Referring to it as “the biggest deal ever made,” Trump praised the EU for committing to invest roughly $600 billion in U.S. industries and boosting American energy and military hardware purchases. The agreement follows a comparable $550 billion trade pact with Japan last week. Trump pointed out that the deal would cement enduring transatlantic ties and respond to what he called years of unfair trading against U.S. exporters.
Von der Leyen described the U.S. president as a blunt but pragmatic negotiator and stated that the 15% tariff was “the best possible outcome” the situation permitted. “This agreement brings stability and predictability between the world’s two biggest economies,” she told reporters.
Although the reflecting elements of Washington’s deal with Japan, there are still issues outstanding—namely on tariffs on spirits. The agreement foresees $750 billion of EU imports of U.S. energy products and “hundreds of billions” of arms sales, a bonanza for top EU firms such as Airbus, Mercedes-Benz, and Novo Nordisk if the agreement is passed in full.
German Chancellor Friedrich Merz, who unveiled the deal, said it safeguarded Germany’s export-driven economy and automotive sector from catastrophic tariffs. German automakers were hit hard by a 27.5% American tariff on automobiles and auto components, which remains in place to some extent.
While progress has been made, most in Europe consider the 15% tariff too high against previous expectations of zero tariffs. The chairman of the European Parliament’s trade committee, Bernd Lange, argued that the deal is pro-U.S. and could divert considerable EU investment away from EU standards.
The agreement also continues a 50% tariff on steel and aluminum. However, von der Leyen indicated negotiations would continue towards a quota solution. Aircraft and aircraft parts, certain chemicals, generic medicines, semiconductor equipment, and certain agricultural and raw materials will have no tariffs.
U.S. officials noted the EU will lower non-tariff barriers for cars and some farm products, though specifics are on the table. The White House also left open the possibility of increasing tariffs if European investment promises are not delivered.
Financial markets responded positively as the euro gained 0.2% against the dollar, pound, and yen following the announcement.
The deal is part of Trump’s broader trade agenda, which has so far produced similar deals with the U.K., Japan, Indonesia, and Vietnam. While as much as the administration’s ambitious goal of “90 deals in 90 days” is still short, officials noted the massive opportunity symbolized by Europe’s $20 trillion economy for American farmers, ranchers, and manufacturers.
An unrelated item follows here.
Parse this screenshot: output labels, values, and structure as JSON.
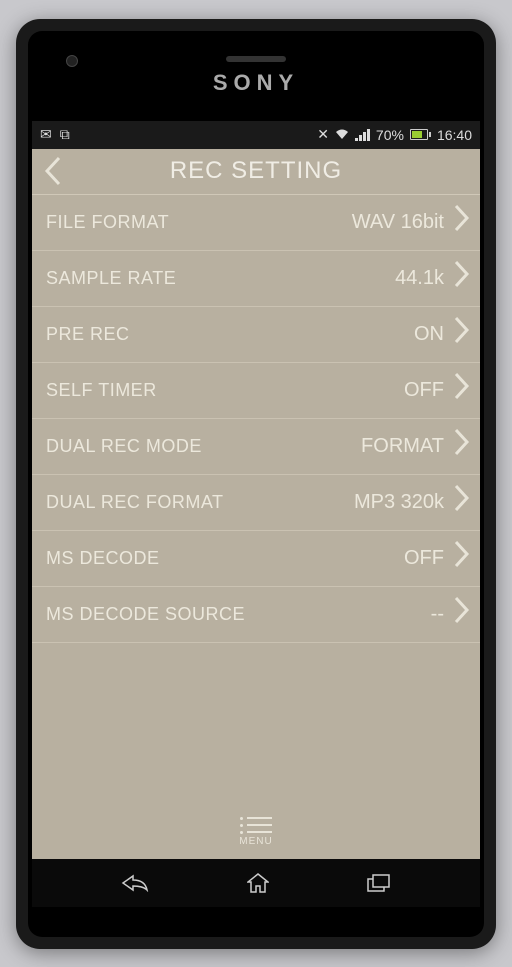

Trump has long blamed the EU for accumulating a U.S. merchandise trade deficit, which stood at $235 billion in 2024. The response from Brussels is to mention America’s services surplus, claiming it keeps overall trade balanced.
Defying economists’ threats of inflationary risks, Trump says tariffs have brought “hundreds of billions of dollars” into American coffers. The EU had already prepared retaliatory measures totaling €93 billion ($109 billion) in case talks broke down.